Inactivation of the orphan nuclear receptor NR4A1 contributes to apoptosis induction by fangchinoline in pancreatic cancer cells

- Novel anticancer mechanisms of fangchinoline (FCN) were identified.
- FCN is the first natural inactivator of the orphan nuclear receptor NR4A1.
- FCN induces apoptosis, in part, via the NR4A1-dependent proapoptotic pathways.
- FCN represents a natural anticancer agent for treating NR4A1-overexpressing cancer.
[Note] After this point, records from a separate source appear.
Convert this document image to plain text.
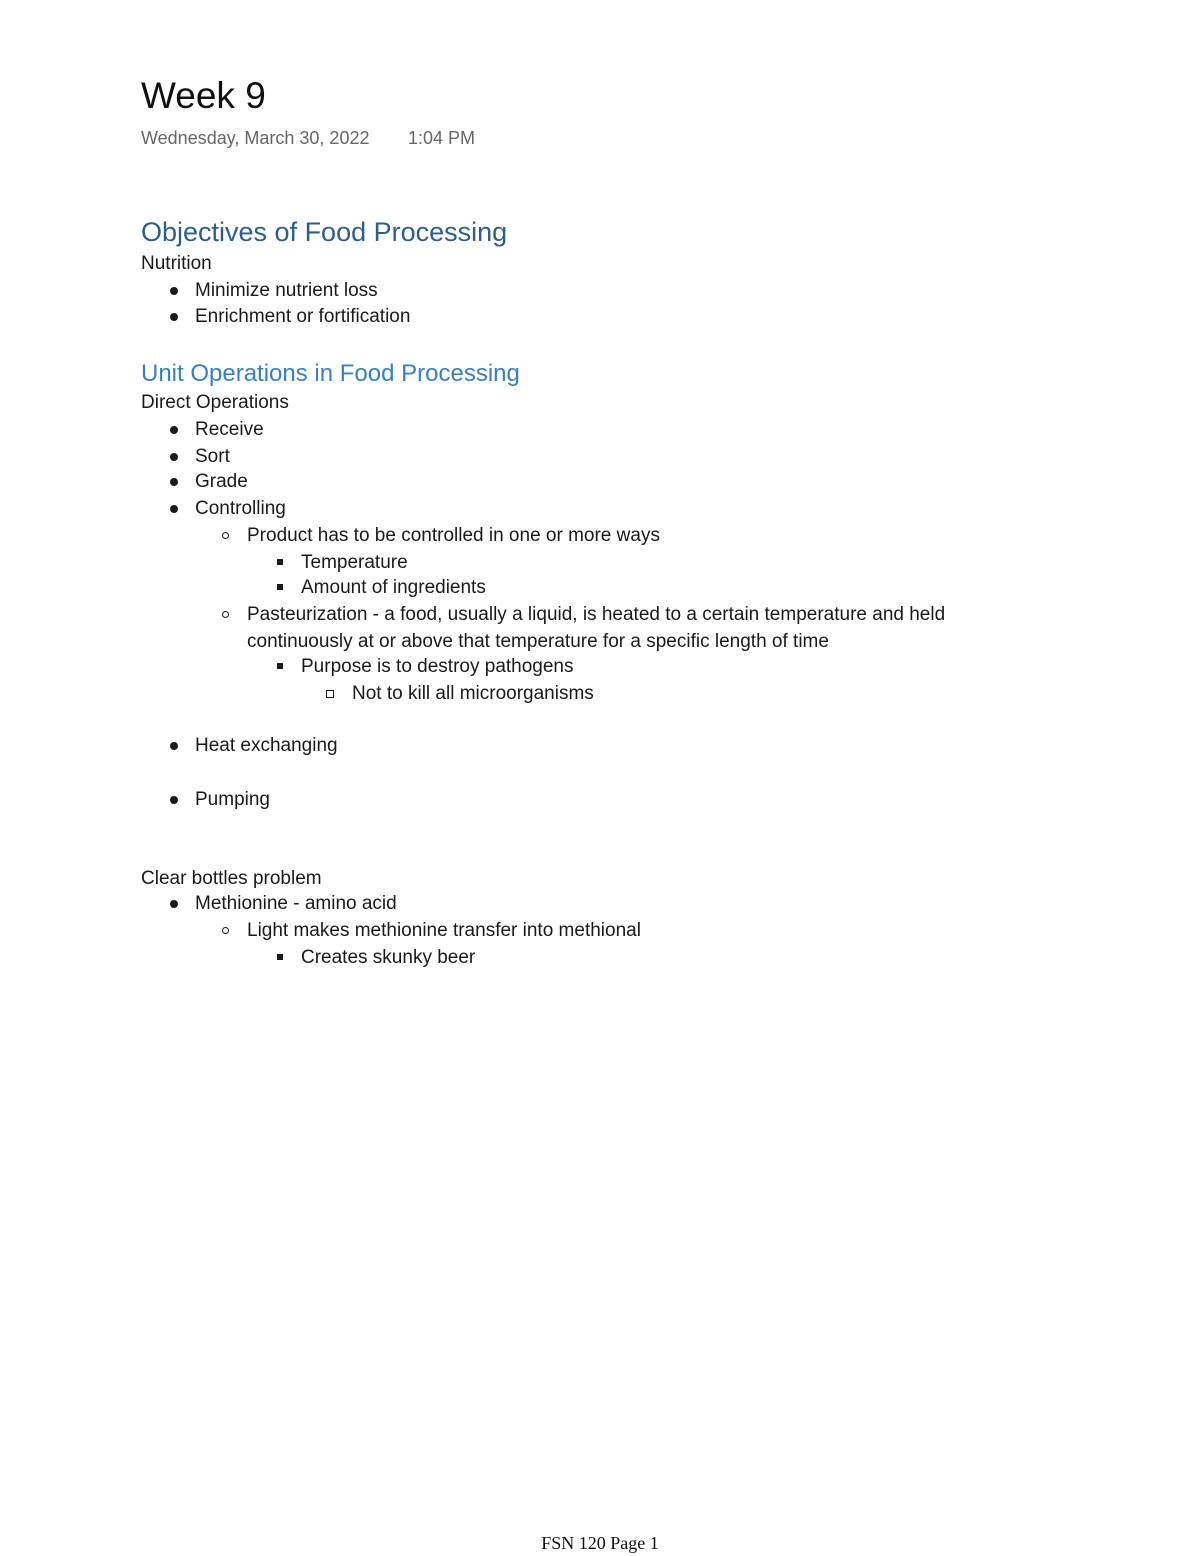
Week 9
Wednesday, March 30, 2022 1:04 PM
Objectives of Food Processing
Nutrition
Minimize nutrient loss
Enrichment or fortification
Unit Operations in Food Processing
Direct Operations
Receive
Sort
Grade
Controlling
Product has to be controlled in one or more ways
Temperature
Amount of ingredients
Pasteurization - a food, usually a liquid, is heated to a certain temperature and held
continuously at or above that temperature for a specific length of time
Purpose is to destroy pathogens
Not to kill all microorganisms
Heat exchanging
Pumping
Clear bottles problem
Methionine - amino acid
Light makes methionine transfer into methional
Creates skunky beer
FSN 120 Page 1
Previous studies have demonstrated that the orphan nuclear receptor NR4A1 is overexpressed in human pancreatic cancer and antagonizing this receptor promotes apoptosis and inhibits pancreatic cancer cells and tumor growth. In the present study, we identified fangchinoline, a bisbenzyltetrahydroisoquinoline alkaloid from Stephania tetrandra, as a new inactivator of nuclear NR4A1 and demonstrated that fangchinoline inhibits cell proliferation and induces apoptosis, in part, via the NR4A1-dependent pro-apoptotic pathways in human pancreatic cancer cells. It decreased expression of the antiapoptotic protein survivin by inhibiting Sp1-mediated transcription and induced oxidative stress-mediated endoplasmic reticulum (ER) stress in pancreatic cancer cells. These results suggest that inhibition of NR4A1-mediated transcriptional activity was involved in the anticancer effects of fangchinoline, and fangchinoline represents a novel class of mechanism-based anticancer agents targeting NR4A1 that is overexpressed in pancreatic cancer.